In critically ill patients, the changes were reportedly heightened. Analyses of the plasma proteome helped researchers “determine which cells in the body are active during the disease state and which signaling pathways were activated,” the study explained.
“In-depth analysis of the human plasma proteome helps us capture tissue proteins that can provide us with information regarding organ integrity during infection,” Cristiana Iosef, research associate PhD, said in a statement. “This is important because it will allow us to search for new blood biomarkers that are specific for COVID-19 patients.”

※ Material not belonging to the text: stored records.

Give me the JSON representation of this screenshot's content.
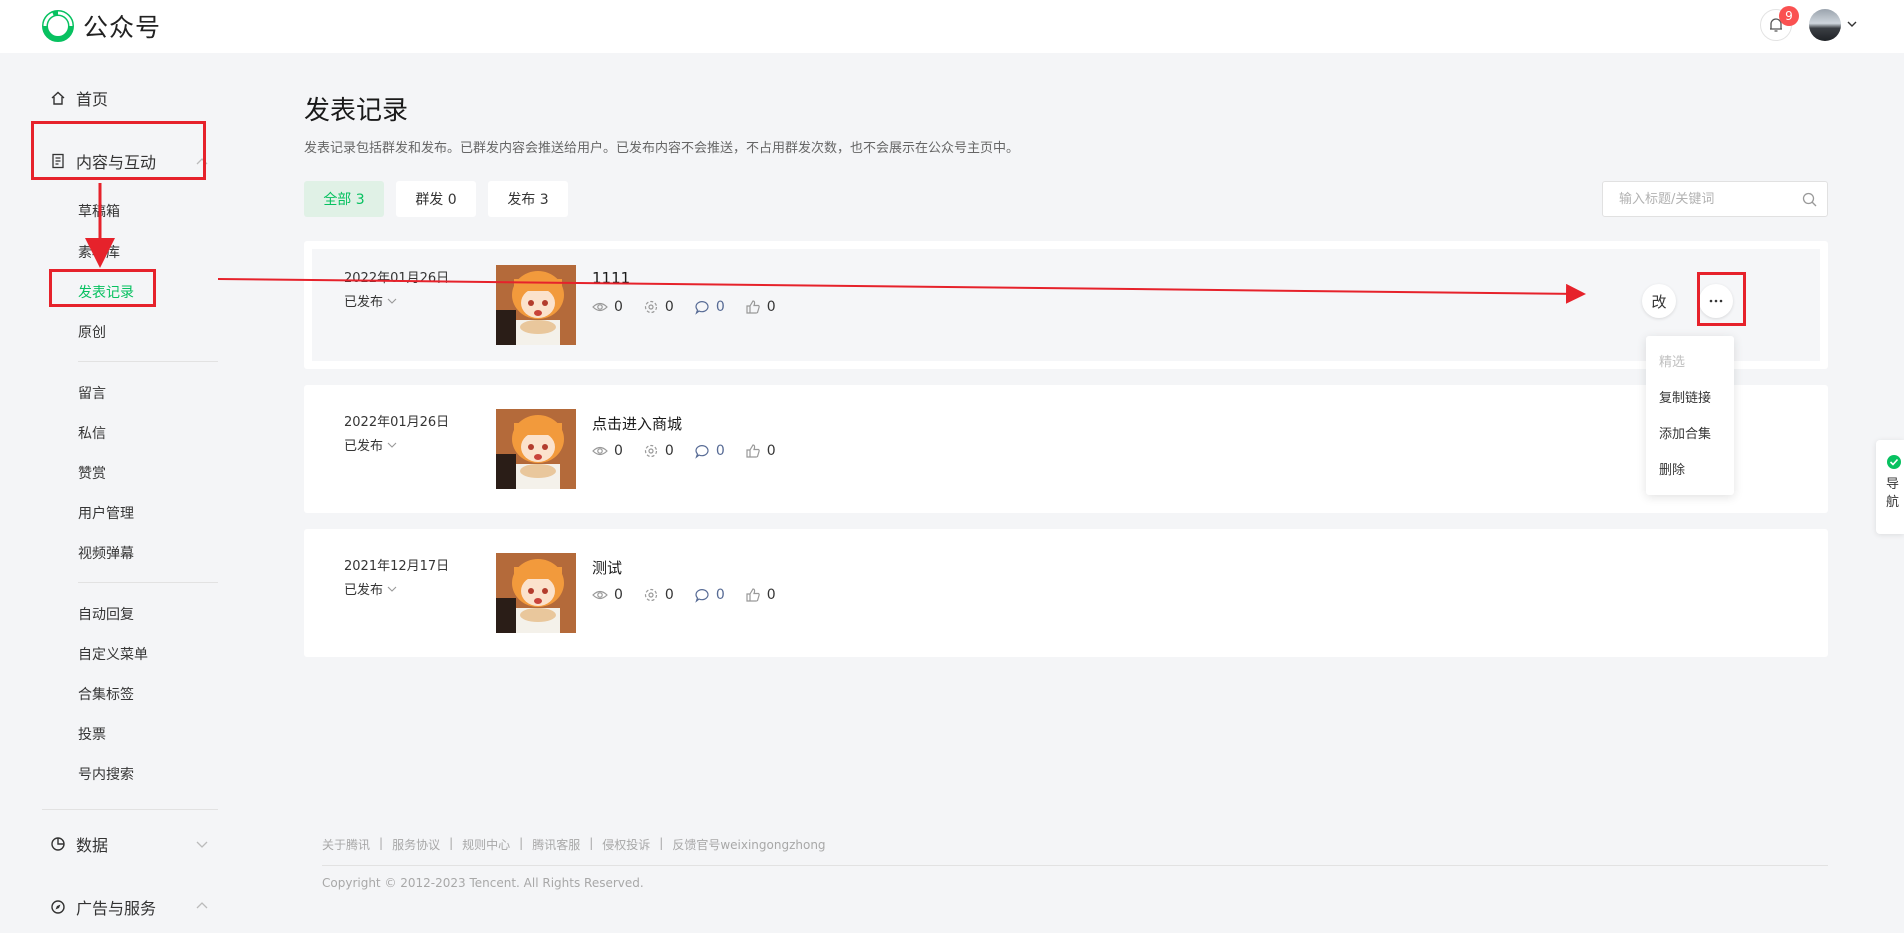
{
  "header": {
    "logo_text": "公众号",
    "notification_count": "9"
  },
  "sidebar": {
    "home": "首页",
    "content_group": "内容与互动",
    "content_items": [
      "草稿箱",
      "素材库",
      "发表记录",
      "原创"
    ],
    "interact_items": [
      "留言",
      "私信",
      "赞赏",
      "用户管理",
      "视频弹幕"
    ],
    "feature_items": [
      "自动回复",
      "自定义菜单",
      "合集标签",
      "投票",
      "号内搜索"
    ],
    "data_group": "数据",
    "ads_group": "广告与服务",
    "active_item": "发表记录"
  },
  "main": {
    "title": "发表记录",
    "description": "发表记录包括群发和发布。已群发内容会推送给用户。已发布内容不会推送，不占用群发次数，也不会展示在公众号主页中。",
    "tabs": [
      {
        "label": "全部 3",
        "active": true
      },
      {
        "label": "群发 0",
        "active": false
      },
      {
        "label": "发布 3",
        "active": false
      }
    ],
    "search_placeholder": "输入标题/关键词"
  },
  "records": [
    {
      "date": "2022年01月26日",
      "status": "已发布",
      "title": "1111",
      "reads": "0",
      "shares": "0",
      "comments": "0",
      "likes": "0"
    },
    {
      "date": "2022年01月26日",
      "status": "已发布",
      "title": "点击进入商城",
      "reads": "0",
      "shares": "0",
      "comments": "0",
      "likes": "0"
    },
    {
      "date": "2021年12月17日",
      "status": "已发布",
      "title": "测试",
      "reads": "0",
      "shares": "0",
      "comments": "0",
      "likes": "0"
    }
  ],
  "actions": {
    "edit_label": "改",
    "more_label": "···",
    "menu": [
      "精选",
      "复制链接",
      "添加合集",
      "删除"
    ]
  },
  "right_nav": {
    "label": "导航"
  },
  "footer": {
    "links": [
      "关于腾讯",
      "服务协议",
      "规则中心",
      "腾讯客服",
      "侵权投诉",
      "反馈官号weixingongzhong"
    ],
    "copyright": "Copyright © 2012-2023 Tencent. All Rights Reserved."
  },
  "colors": {
    "accent": "#07c160",
    "annotation": "#e6222b",
    "link_blue": "#576b95",
    "badge": "#fa5151"
  }
}
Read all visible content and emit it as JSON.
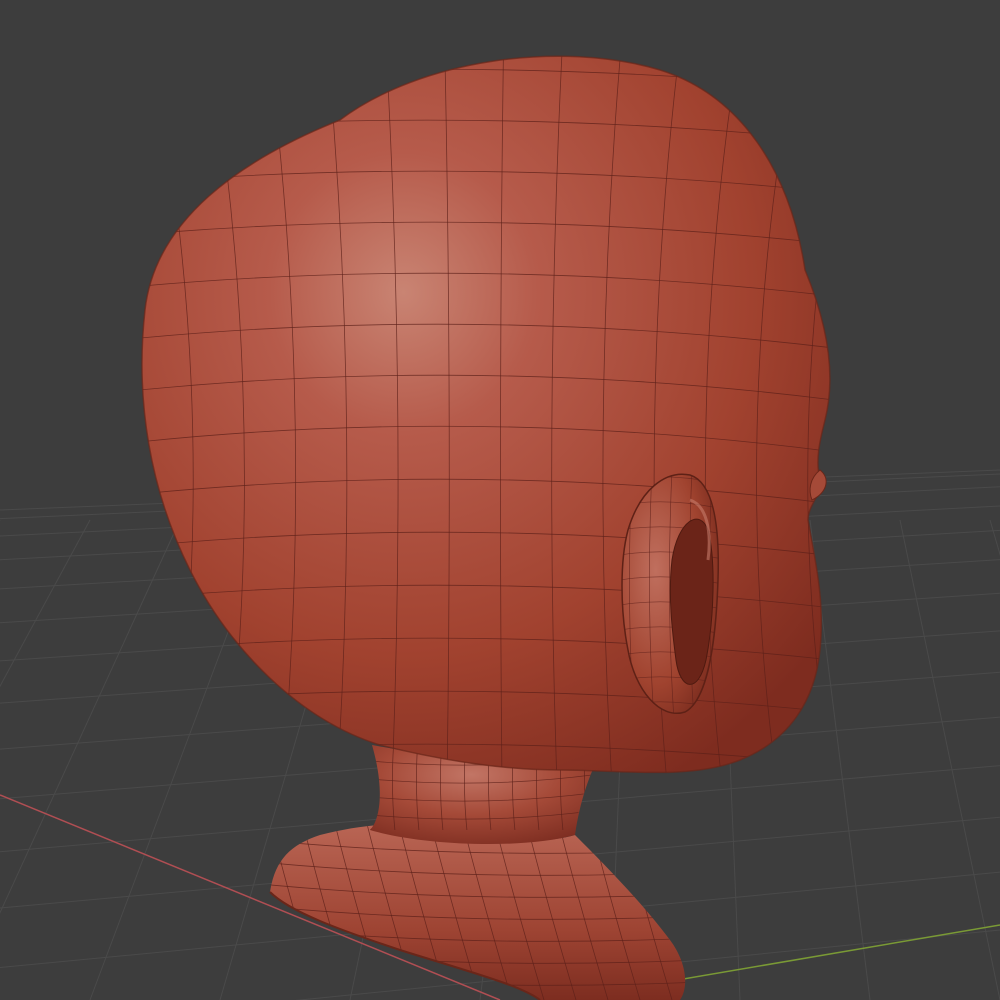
{
  "viewport": {
    "background": "#3d3d3d",
    "grid_color": "#4a4a4a",
    "x_axis_color": "#b04e53",
    "y_axis_color": "#7a9a35"
  },
  "model": {
    "type": "sculpted-head-mesh",
    "base_color": "#a8473a",
    "highlight_color": "#c77a6a",
    "shadow_color": "#7b2f24",
    "wire_color": "#5c2019",
    "parts": [
      "cranium",
      "ear",
      "neck",
      "shoulder-base",
      "nose-tip"
    ]
  }
}
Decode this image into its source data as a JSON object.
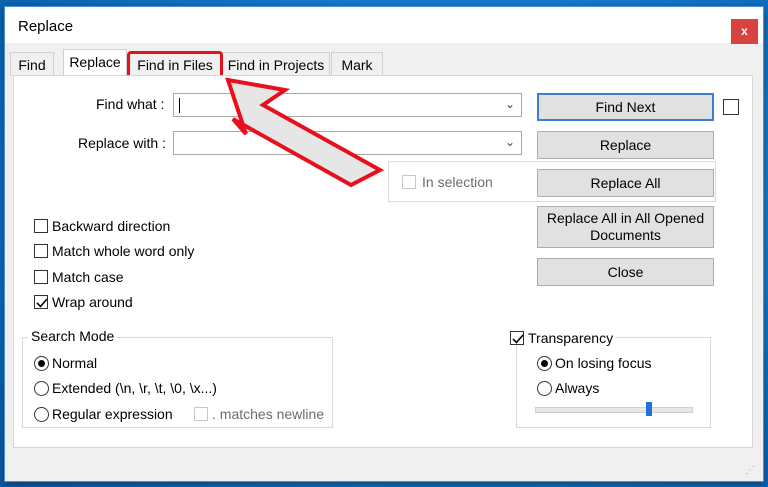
{
  "window": {
    "title": "Replace",
    "close_label": "x"
  },
  "tabs": [
    {
      "label": "Find"
    },
    {
      "label": "Replace"
    },
    {
      "label": "Find in Files"
    },
    {
      "label": "Find in Projects"
    },
    {
      "label": "Mark"
    }
  ],
  "find": {
    "label": "Find what :",
    "value": ""
  },
  "replace": {
    "label": "Replace with :",
    "value": ""
  },
  "buttons": {
    "find_next": "Find Next",
    "replace": "Replace",
    "replace_all": "Replace All",
    "replace_all_opened": "Replace All in All Opened Documents",
    "close": "Close"
  },
  "in_selection": {
    "label": "In selection",
    "checked": false,
    "enabled": false
  },
  "options": [
    {
      "label": "Backward direction",
      "checked": false
    },
    {
      "label": "Match whole word only",
      "checked": false
    },
    {
      "label": "Match case",
      "checked": false
    },
    {
      "label": "Wrap around",
      "checked": true
    }
  ],
  "search_mode": {
    "title": "Search Mode",
    "options": [
      {
        "label": "Normal",
        "selected": true
      },
      {
        "label": "Extended (\\n, \\r, \\t, \\0, \\x...)",
        "selected": false
      },
      {
        "label": "Regular expression",
        "selected": false
      }
    ],
    "matches_newline": ". matches newline"
  },
  "transparency": {
    "label": "Transparency",
    "checked": true,
    "options": [
      {
        "label": "On losing focus",
        "selected": true
      },
      {
        "label": "Always",
        "selected": false
      }
    ],
    "slider_level": 0.7
  },
  "annotation": {
    "arrow_color": "#e8101d",
    "arrow_fill": "#e6e6e6"
  }
}
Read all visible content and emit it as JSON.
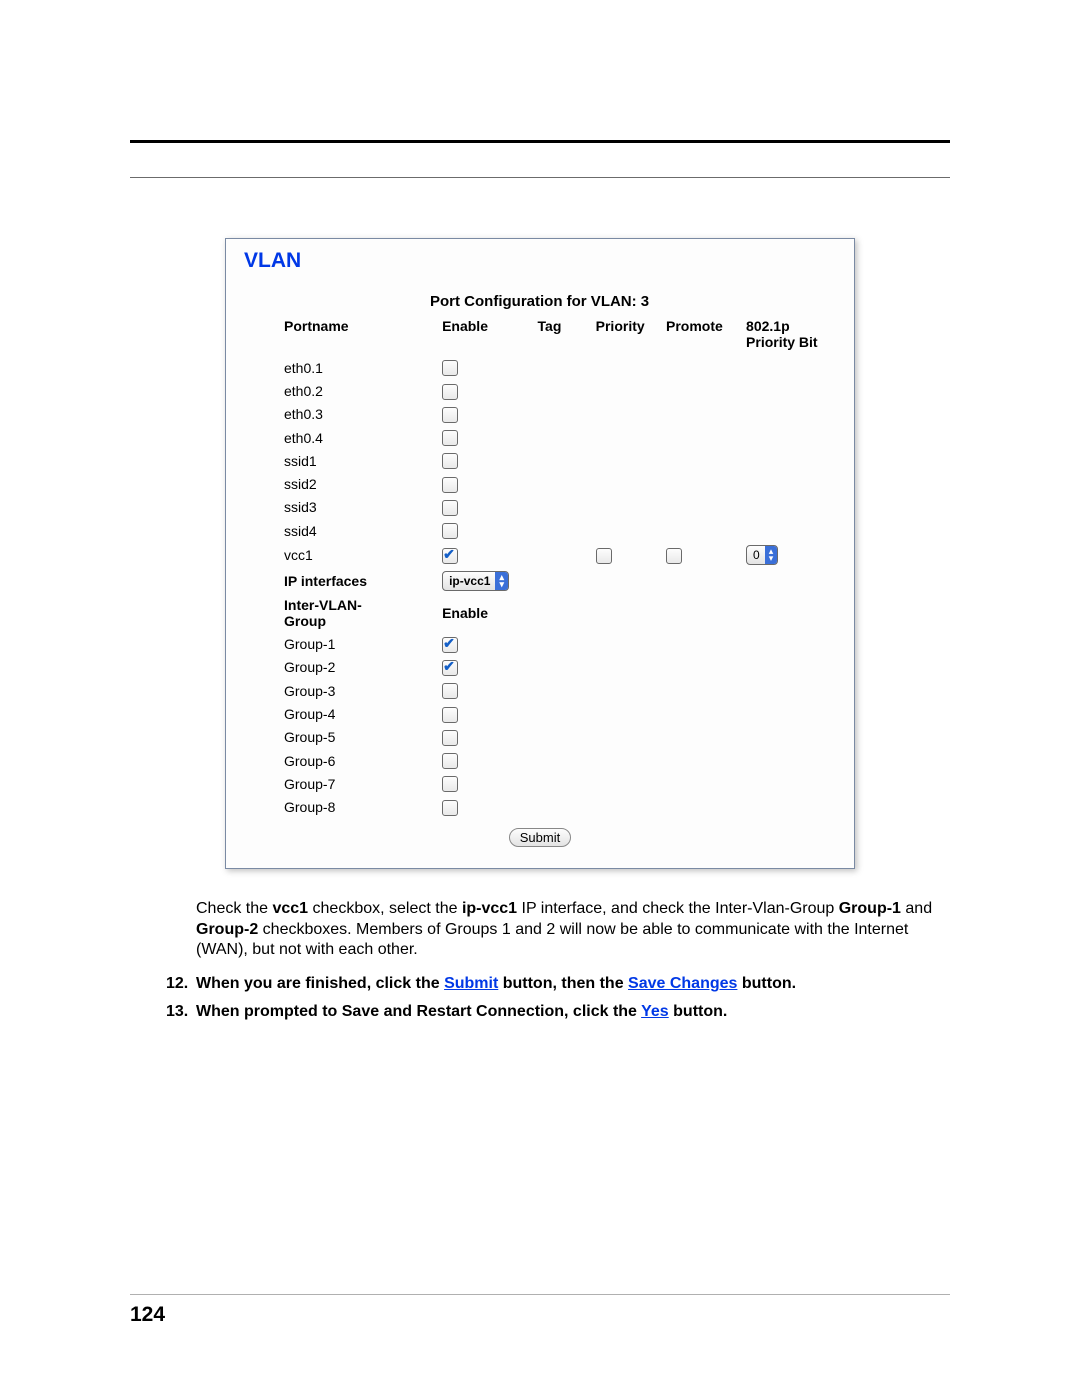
{
  "page_number": "124",
  "card": {
    "title": "VLAN",
    "config_heading": "Port Configuration for VLAN: 3",
    "headers": {
      "portname": "Portname",
      "enable": "Enable",
      "tag": "Tag",
      "priority": "Priority",
      "promote": "Promote",
      "p8021p_top": "802.1p",
      "p8021p_bottom": "Priority Bit"
    },
    "ports": [
      {
        "name": "eth0.1",
        "enable": false
      },
      {
        "name": "eth0.2",
        "enable": false
      },
      {
        "name": "eth0.3",
        "enable": false
      },
      {
        "name": "eth0.4",
        "enable": false
      },
      {
        "name": "ssid1",
        "enable": false
      },
      {
        "name": "ssid2",
        "enable": false
      },
      {
        "name": "ssid3",
        "enable": false
      },
      {
        "name": "ssid4",
        "enable": false
      }
    ],
    "vcc_row": {
      "name": "vcc1",
      "enable": true,
      "priority": false,
      "promote": false,
      "pbit_value": "0"
    },
    "ip_label": "IP interfaces",
    "ip_select": "ip-vcc1",
    "inter_vlan_label_top": "Inter-VLAN-",
    "inter_vlan_label_bottom": "Group",
    "inter_vlan_enable": "Enable",
    "groups": [
      {
        "name": "Group-1",
        "enable": true
      },
      {
        "name": "Group-2",
        "enable": true
      },
      {
        "name": "Group-3",
        "enable": false
      },
      {
        "name": "Group-4",
        "enable": false
      },
      {
        "name": "Group-5",
        "enable": false
      },
      {
        "name": "Group-6",
        "enable": false
      },
      {
        "name": "Group-7",
        "enable": false
      },
      {
        "name": "Group-8",
        "enable": false
      }
    ],
    "submit": "Submit"
  },
  "para": {
    "t1": "Check the ",
    "b1": "vcc1",
    "t2": " checkbox, select the ",
    "b2": "ip-vcc1",
    "t3": " IP interface, and check the Inter-Vlan-Group ",
    "b3": "Group-1",
    "t4": " and ",
    "b4": "Group-2",
    "t5": " checkboxes. Members of Groups 1 and 2 will now be able to communicate with the Internet (WAN), but not with each other."
  },
  "step12": {
    "num": "12.",
    "t1": "When you are finished, click the ",
    "l1": "Submit",
    "t2": " button, then the ",
    "l2": "Save Changes",
    "t3": " button."
  },
  "step13": {
    "num": "13.",
    "t1": "When prompted to Save and Restart Connection, click the ",
    "l1": "Yes",
    "t2": " button."
  }
}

Fraser added that the next step in the study “is to look at the drugs which look promising and have not been used before, and then to decide which ones might be reasonable to try in a clinical trial to see if they truly interrupt the process and help the patient improve.”
Additionally, the next steps for the research team will be to use the technology to “examine plasma biomarkers in long COVID-19 patients” to determine why some develop prolonged disease after the infection.
“This study has allowed us to understand the progression of the disease processes in very sick patients, providing us clues on the body’s immune system and other systems that were reacting to the severe disease,” said Dr. Victor Han, Lawson scientist, director of CHRI and professor at Schulich Medicine and Dentistry.
“We hope that this knowledge will allow us to identify the patients who will become severely ill and develop new therapies to counteract the changes occurring within their bodies.”